The best solution I have found is given by Viktor Toth. He provides a solution for 8-bit unsigned PCM, and changing that for 16-bit signed PCM, produces this:

int a = 111; // first sample (-32768..32767)
int b = 222; // second sample
int m; // mixed result will go here

// Make both samples unsigned (0..65535)
a += 32768;
b += 32768;

// Pick the equation
if ((a < 32768) || (b < 32768)) {
    // Viktor's first equation when both sources are "quiet"
    // (i.e. less than middle of the dynamic range)
    m = a * b / 32768;
} else {
    // Viktor's second equation when one or both sources are loud
    m = 2 * (a + b) - (a * b) / 32768 - 65536;
}

// Output is unsigned (0..65536) so convert back to signed (-32768..32767)
if (m == 65536) m = 65535;
m -= 32768;

Using this algorithm means there is almost no need to clip the output as it is only one value short of being within range. Unlike straight averaging, the volume of one source is not reduced even when the other source is silent.


Here is what I did on my recent synthesizer project.

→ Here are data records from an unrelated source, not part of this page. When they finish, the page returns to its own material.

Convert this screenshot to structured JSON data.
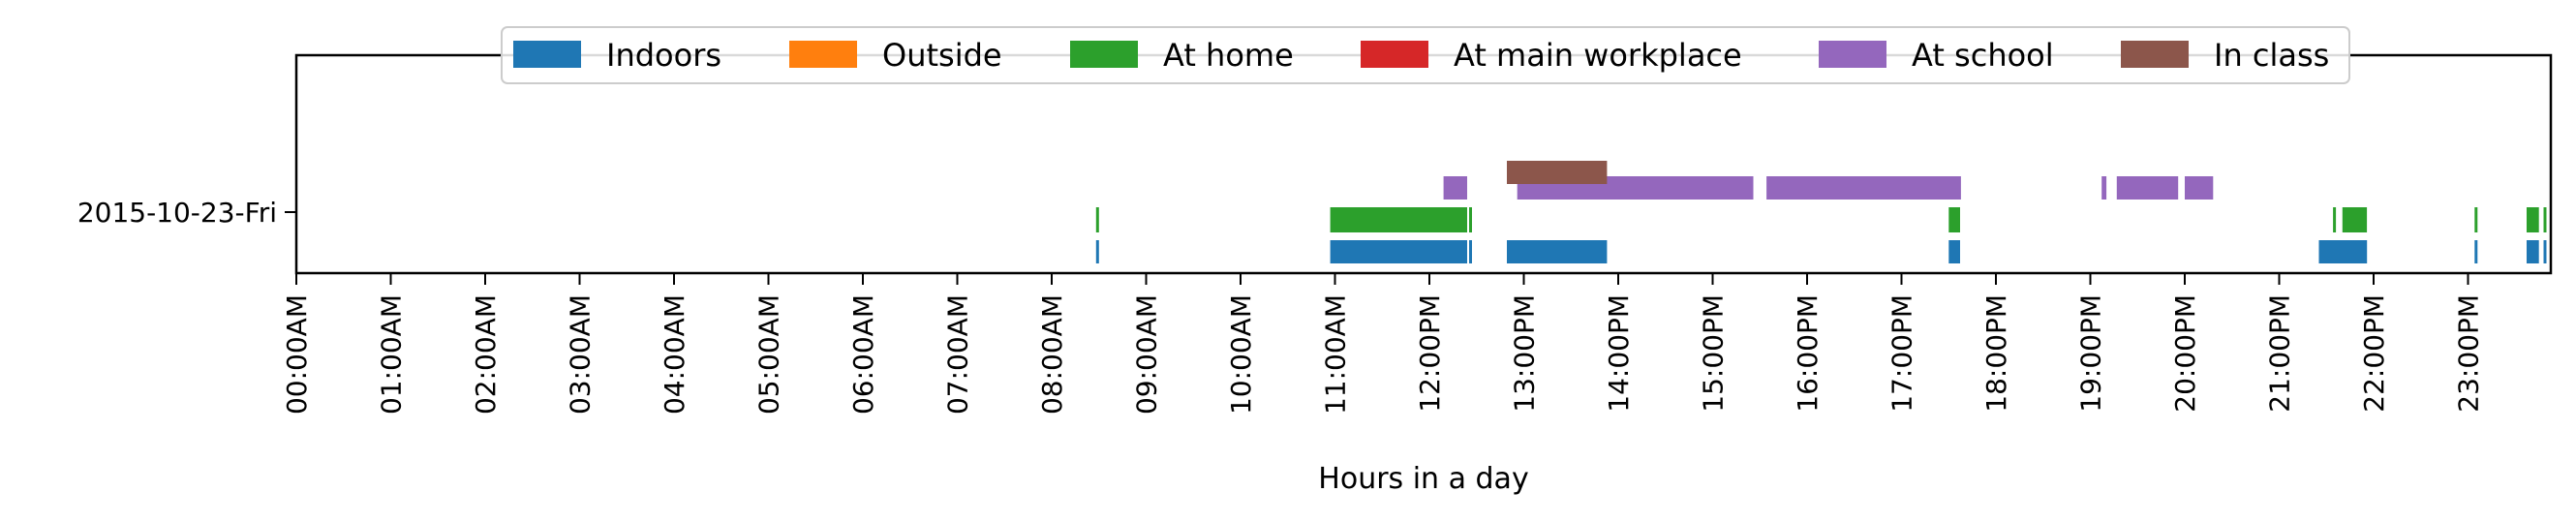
{
  "chart_data": {
    "type": "timeline",
    "xlabel": "Hours in a day",
    "xlim": [
      0,
      24
    ],
    "x_ticks": [
      {
        "value": 0,
        "label": "00:00AM"
      },
      {
        "value": 1,
        "label": "01:00AM"
      },
      {
        "value": 2,
        "label": "02:00AM"
      },
      {
        "value": 3,
        "label": "03:00AM"
      },
      {
        "value": 4,
        "label": "04:00AM"
      },
      {
        "value": 5,
        "label": "05:00AM"
      },
      {
        "value": 6,
        "label": "06:00AM"
      },
      {
        "value": 7,
        "label": "07:00AM"
      },
      {
        "value": 8,
        "label": "08:00AM"
      },
      {
        "value": 9,
        "label": "09:00AM"
      },
      {
        "value": 10,
        "label": "10:00AM"
      },
      {
        "value": 11,
        "label": "11:00AM"
      },
      {
        "value": 12,
        "label": "12:00PM"
      },
      {
        "value": 13,
        "label": "13:00PM"
      },
      {
        "value": 14,
        "label": "14:00PM"
      },
      {
        "value": 15,
        "label": "15:00PM"
      },
      {
        "value": 16,
        "label": "16:00PM"
      },
      {
        "value": 17,
        "label": "17:00PM"
      },
      {
        "value": 18,
        "label": "18:00PM"
      },
      {
        "value": 19,
        "label": "19:00PM"
      },
      {
        "value": 20,
        "label": "20:00PM"
      },
      {
        "value": 21,
        "label": "21:00PM"
      },
      {
        "value": 22,
        "label": "22:00PM"
      },
      {
        "value": 23,
        "label": "23:00PM"
      }
    ],
    "y_categories": [
      "2015-10-23-Fri"
    ],
    "legend_position": "top-center",
    "series": [
      {
        "name": "Indoors",
        "color": "#1f77b4",
        "intervals": [
          [
            8.47,
            8.5
          ],
          [
            10.95,
            12.4
          ],
          [
            12.42,
            12.45
          ],
          [
            12.82,
            13.88
          ],
          [
            17.5,
            17.62
          ],
          [
            21.42,
            21.93
          ],
          [
            23.07,
            23.1
          ],
          [
            23.62,
            23.75
          ],
          [
            23.8,
            23.83
          ]
        ]
      },
      {
        "name": "Outside",
        "color": "#ff7f0e",
        "intervals": []
      },
      {
        "name": "At home",
        "color": "#2ca02c",
        "intervals": [
          [
            8.47,
            8.5
          ],
          [
            10.95,
            12.4
          ],
          [
            12.42,
            12.45
          ],
          [
            17.5,
            17.62
          ],
          [
            21.57,
            21.6
          ],
          [
            21.67,
            21.93
          ],
          [
            23.07,
            23.1
          ],
          [
            23.62,
            23.75
          ],
          [
            23.8,
            23.83
          ]
        ]
      },
      {
        "name": "At main workplace",
        "color": "#d62728",
        "intervals": []
      },
      {
        "name": "At school",
        "color": "#9467bd",
        "intervals": [
          [
            12.15,
            12.4
          ],
          [
            12.93,
            15.43
          ],
          [
            15.57,
            17.63
          ],
          [
            19.12,
            19.17
          ],
          [
            19.28,
            19.93
          ],
          [
            20.0,
            20.3
          ]
        ]
      },
      {
        "name": "In class",
        "color": "#8c564b",
        "intervals": [
          [
            12.82,
            13.88
          ]
        ]
      }
    ]
  }
}
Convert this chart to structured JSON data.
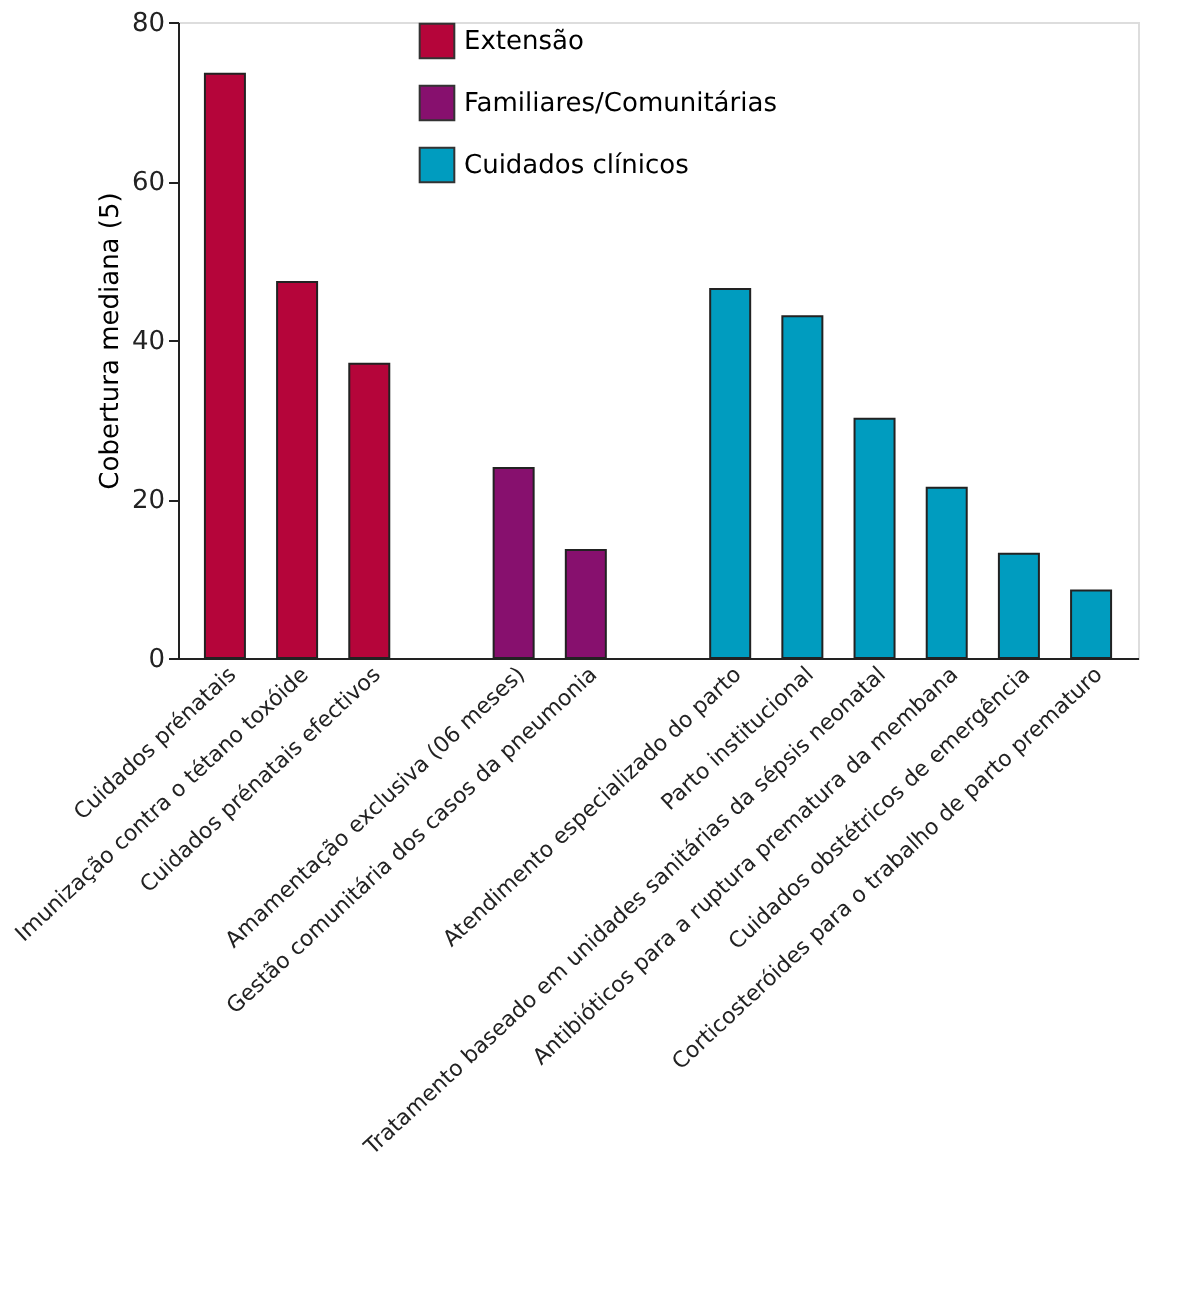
{
  "chart_data": {
    "type": "bar",
    "ylabel": "Cobertura mediana (5)",
    "categories": [
      "Cuidados prénatais",
      "Imunização contra o tétano toxóide",
      "Cuidados prénatais efectivos",
      null,
      "Amamentação exclusiva (06 meses)",
      "Gestão comunitária dos casos da pneumonia",
      null,
      "Atendimento especializado do parto",
      "Parto institucional",
      "Tratamento baseado em unidades sanitárias da sépsis neonatal",
      "Antibióticos para a ruptura prematura da membana",
      "Cuidados obstétricos de emergência",
      "Corticosteróides para o trabalho de parto prematuro"
    ],
    "series": [
      {
        "name": "Extensão",
        "color": "#b5053a",
        "values": [
          73.5,
          47.3,
          37,
          null,
          null,
          null,
          null,
          null,
          null,
          null,
          null,
          null,
          null
        ]
      },
      {
        "name": "Familiares/Comunitárias",
        "color": "#87106e",
        "values": [
          null,
          null,
          null,
          null,
          23.9,
          13.6,
          null,
          null,
          null,
          null,
          null,
          null,
          null
        ]
      },
      {
        "name": "Cuidados clínicos",
        "color": "#009cbf",
        "values": [
          null,
          null,
          null,
          null,
          null,
          null,
          null,
          46.4,
          43,
          30.1,
          21.4,
          13.1,
          8.5
        ]
      }
    ],
    "ylim": [
      0,
      80
    ],
    "yticks": [
      0,
      20,
      40,
      60,
      80
    ],
    "grid": false,
    "legend": "top"
  }
}
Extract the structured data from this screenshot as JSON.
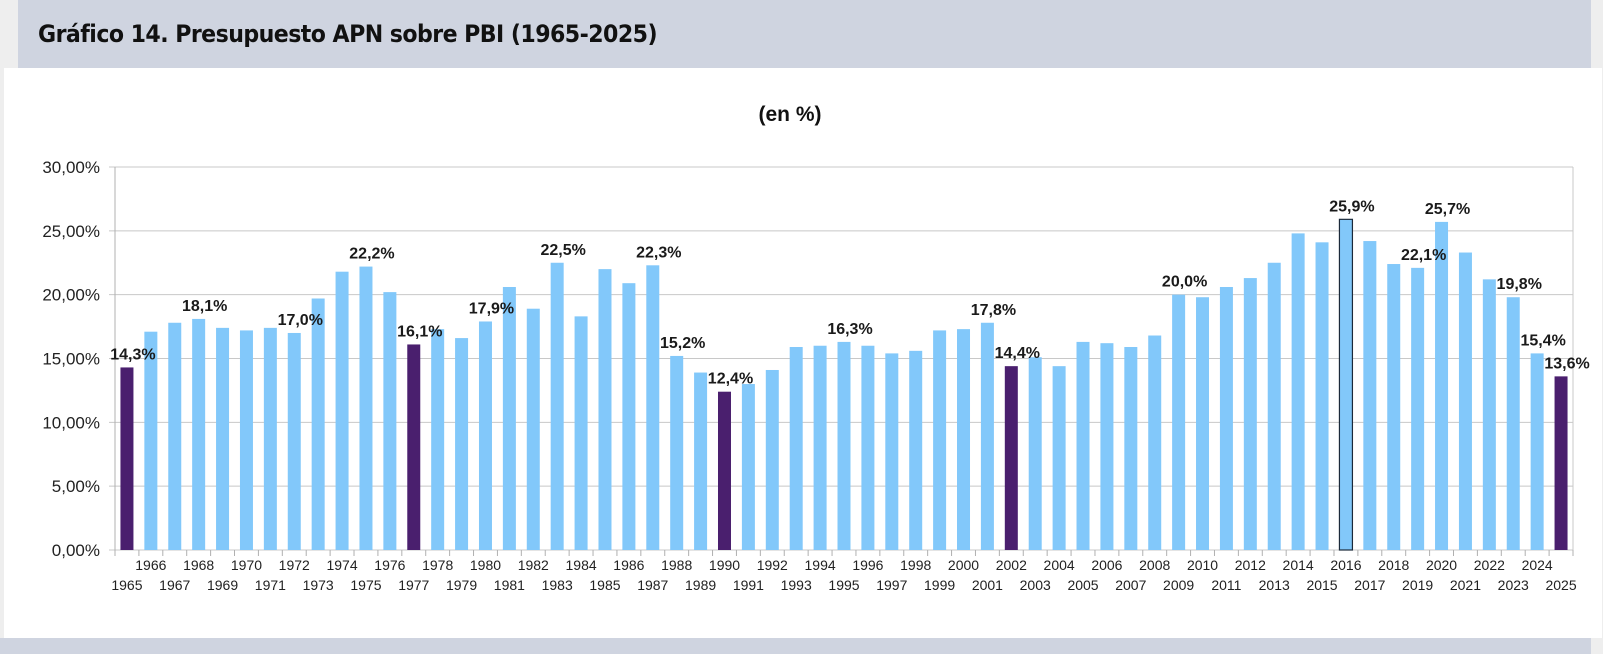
{
  "header": {
    "title": "Gráfico 14. Presupuesto APN sobre PBI (1965-2025)"
  },
  "chart_data": {
    "type": "bar",
    "title": "(en %)",
    "xlabel": "",
    "ylabel": "",
    "ylim": [
      0,
      30
    ],
    "yticks": [
      0,
      5,
      10,
      15,
      20,
      25,
      30
    ],
    "ytick_labels": [
      "0,00%",
      "5,00%",
      "10,00%",
      "15,00%",
      "20,00%",
      "25,00%",
      "30,00%"
    ],
    "grid": true,
    "legend": "none",
    "categories": [
      "1965",
      "1966",
      "1967",
      "1968",
      "1969",
      "1970",
      "1971",
      "1972",
      "1973",
      "1974",
      "1975",
      "1976",
      "1977",
      "1978",
      "1979",
      "1980",
      "1981",
      "1982",
      "1983",
      "1984",
      "1985",
      "1986",
      "1987",
      "1988",
      "1989",
      "1990",
      "1991",
      "1992",
      "1993",
      "1994",
      "1995",
      "1996",
      "1997",
      "1998",
      "1999",
      "2000",
      "2001",
      "2002",
      "2003",
      "2004",
      "2005",
      "2006",
      "2007",
      "2008",
      "2009",
      "2010",
      "2011",
      "2012",
      "2013",
      "2014",
      "2015",
      "2016",
      "2017",
      "2018",
      "2019",
      "2020",
      "2021",
      "2022",
      "2023",
      "2024",
      "2025"
    ],
    "values": [
      14.3,
      17.1,
      17.8,
      18.1,
      17.4,
      17.2,
      17.4,
      17.0,
      19.7,
      21.8,
      22.2,
      20.2,
      16.1,
      17.3,
      16.6,
      17.9,
      20.6,
      18.9,
      22.5,
      18.3,
      22.0,
      20.9,
      22.3,
      15.2,
      13.9,
      12.4,
      13.0,
      14.1,
      15.9,
      16.0,
      16.3,
      16.0,
      15.4,
      15.6,
      17.2,
      17.3,
      17.8,
      14.4,
      15.1,
      14.4,
      16.3,
      16.2,
      15.9,
      16.8,
      20.0,
      19.8,
      20.6,
      21.3,
      22.5,
      24.8,
      24.1,
      25.9,
      24.2,
      22.4,
      22.1,
      25.7,
      23.3,
      21.2,
      19.8,
      15.4,
      13.6
    ],
    "highlighted": [
      "1965",
      "1977",
      "1990",
      "2002",
      "2025"
    ],
    "outlined": [
      "2016"
    ],
    "data_labels": {
      "1965": "14,3%",
      "1968": "18,1%",
      "1972": "17,0%",
      "1975": "22,2%",
      "1977": "16,1%",
      "1980": "17,9%",
      "1983": "22,5%",
      "1987": "22,3%",
      "1988": "15,2%",
      "1990": "12,4%",
      "1995": "16,3%",
      "2001": "17,8%",
      "2002": "14,4%",
      "2009": "20,0%",
      "2016": "25,9%",
      "2019": "22,1%",
      "2020": "25,7%",
      "2023": "19,8%",
      "2024": "15,4%",
      "2025": "13,6%"
    },
    "colors": {
      "default": "#82c8fa",
      "highlight": "#4a1f6e",
      "outline": "#1c2a3a",
      "grid": "#c8c8c8"
    }
  }
}
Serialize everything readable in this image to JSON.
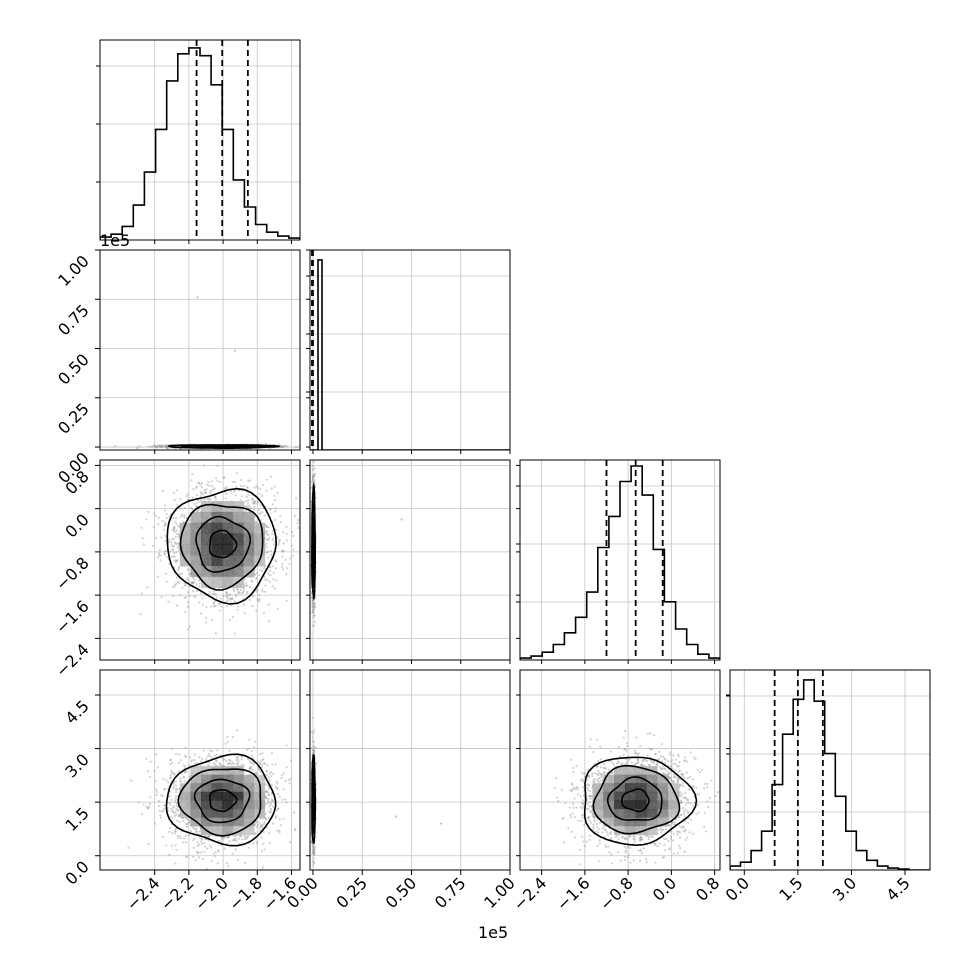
{
  "chart_data": {
    "type": "corner",
    "parameter_count": 4,
    "grid": true,
    "offset_labels": {
      "y_param1": "1e5",
      "x_param1": "1e5"
    },
    "parameters": [
      {
        "range": [
          -2.72,
          -1.55
        ],
        "ticks": [
          -2.4,
          -2.2,
          -2.0,
          -1.8,
          -1.6
        ],
        "tick_labels": [
          "−2.4",
          "−2.2",
          "−2.0",
          "−1.8",
          "−1.6"
        ],
        "quantiles": [
          -2.155,
          -2.005,
          -1.855
        ],
        "hist": [
          0.015,
          0.03,
          0.07,
          0.18,
          0.35,
          0.57,
          0.82,
          0.96,
          0.99,
          0.95,
          0.8,
          0.57,
          0.31,
          0.17,
          0.08,
          0.04,
          0.02,
          0.01
        ]
      },
      {
        "range": [
          -0.015,
          1.0
        ],
        "ticks": [
          0.0,
          0.25,
          0.5,
          0.75,
          1.0
        ],
        "tick_labels": [
          "0.00",
          "0.25",
          "0.50",
          "0.75",
          "1.00"
        ],
        "quantiles": [
          -0.005,
          -0.002,
          0.0
        ],
        "hist": [
          0.0,
          0.0,
          0.98,
          0.0,
          0.0,
          0.0,
          0.0,
          0.0,
          0.0,
          0.0,
          0.0,
          0.0,
          0.0,
          0.0,
          0.0,
          0.0,
          0.0,
          0.0,
          0.0,
          0.0,
          0.0,
          0.0,
          0.0,
          0.0,
          0.0,
          0.0,
          0.0,
          0.0,
          0.0,
          0.0,
          0.0,
          0.0,
          0.0,
          0.0,
          0.0,
          0.0,
          0.0,
          0.0,
          0.0,
          0.0,
          0.0,
          0.0,
          0.0,
          0.0,
          0.0,
          0.0,
          0.0,
          0.0,
          0.0,
          0.0
        ]
      },
      {
        "range": [
          -2.8,
          0.9
        ],
        "ticks": [
          -2.4,
          -1.6,
          -0.8,
          0.0,
          0.8
        ],
        "tick_labels": [
          "−2.4",
          "−1.6",
          "−0.8",
          "0.0",
          "0.8"
        ],
        "quantiles": [
          -1.2,
          -0.66,
          -0.16
        ],
        "hist": [
          0.01,
          0.02,
          0.04,
          0.08,
          0.14,
          0.22,
          0.35,
          0.58,
          0.74,
          0.92,
          1.0,
          0.85,
          0.57,
          0.3,
          0.16,
          0.08,
          0.03,
          0.01
        ]
      },
      {
        "range": [
          -0.4,
          5.2
        ],
        "ticks": [
          0.0,
          1.5,
          3.0,
          4.5
        ],
        "tick_labels": [
          "0.0",
          "1.5",
          "3.0",
          "4.5"
        ],
        "quantiles": [
          0.85,
          1.5,
          2.2
        ],
        "hist": [
          0.02,
          0.04,
          0.1,
          0.2,
          0.44,
          0.7,
          0.88,
          0.98,
          0.87,
          0.6,
          0.38,
          0.2,
          0.1,
          0.05,
          0.02,
          0.01,
          0.005,
          0.0,
          0.0
        ]
      }
    ],
    "pairs": [
      {
        "row": 1,
        "col": 0,
        "mean": [
          -2.005,
          0.003
        ],
        "sd": [
          0.155,
          0.004
        ],
        "rho": 0.0,
        "outliers": [
          [
            -2.15,
            0.76
          ],
          [
            -1.93,
            0.49
          ]
        ]
      },
      {
        "row": 2,
        "col": 0,
        "mean": [
          -2.005,
          -0.66
        ],
        "sd": [
          0.155,
          0.5
        ],
        "rho": 0.0,
        "outliers": []
      },
      {
        "row": 3,
        "col": 0,
        "mean": [
          -2.005,
          1.55
        ],
        "sd": [
          0.155,
          0.6
        ],
        "rho": 0.0,
        "outliers": []
      },
      {
        "row": 2,
        "col": 1,
        "mean": [
          0.003,
          -0.66
        ],
        "sd": [
          0.004,
          0.5
        ],
        "rho": 0.0,
        "outliers": [
          [
            0.45,
            -0.2
          ]
        ]
      },
      {
        "row": 3,
        "col": 1,
        "mean": [
          0.003,
          1.55
        ],
        "sd": [
          0.004,
          0.6
        ],
        "rho": 0.0,
        "outliers": [
          [
            0.42,
            1.1
          ],
          [
            0.65,
            0.9
          ]
        ]
      },
      {
        "row": 3,
        "col": 2,
        "mean": [
          -0.66,
          1.55
        ],
        "sd": [
          0.5,
          0.6
        ],
        "rho": 0.0,
        "outliers": []
      }
    ]
  }
}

int* unfiltered = (int *)malloc(lengthOfLongPcmInShorts*4);
int i;
for(i = 0; i < lengthOfShortPcmInShorts; i++){
    unfiltered[i] = shortPcm[i] + longPcm[i];
}
for(; i < lengthOfLongPcmInShorts; i++){
     unfiltered[i] = longPcm[i];
}

int max = 0;
for(int i = 0; i < lengthOfLongPcmInShorts; i++){
   int val = unfiltered[i];
   if(abs(val) > max)
      max = val;
}

short int *newPcm = (short int *)malloc(lengthOfLongPcmInShorts*2);
for(int i = 0; i < lengthOfLongPcmInShorts; i++){
   newPcm[i] = (unfilted[i]/max) * MAX_SHRT;
}

I added all the PCM data into an integer array, so that I get all the data unfiltered.

After doing that I looked for the absolute max value in the integer array.

Finally, I took the integer array and put it into a short int array by taking each element dividing by that max value and then multiplying by the max short int value.

This way you get the minimum amount of 'headroom' needed to fit the data.

You might be able to do some statistics on the integer array and integrate some clipping, but for what I needed the minimum amount of headroom was good enough for me.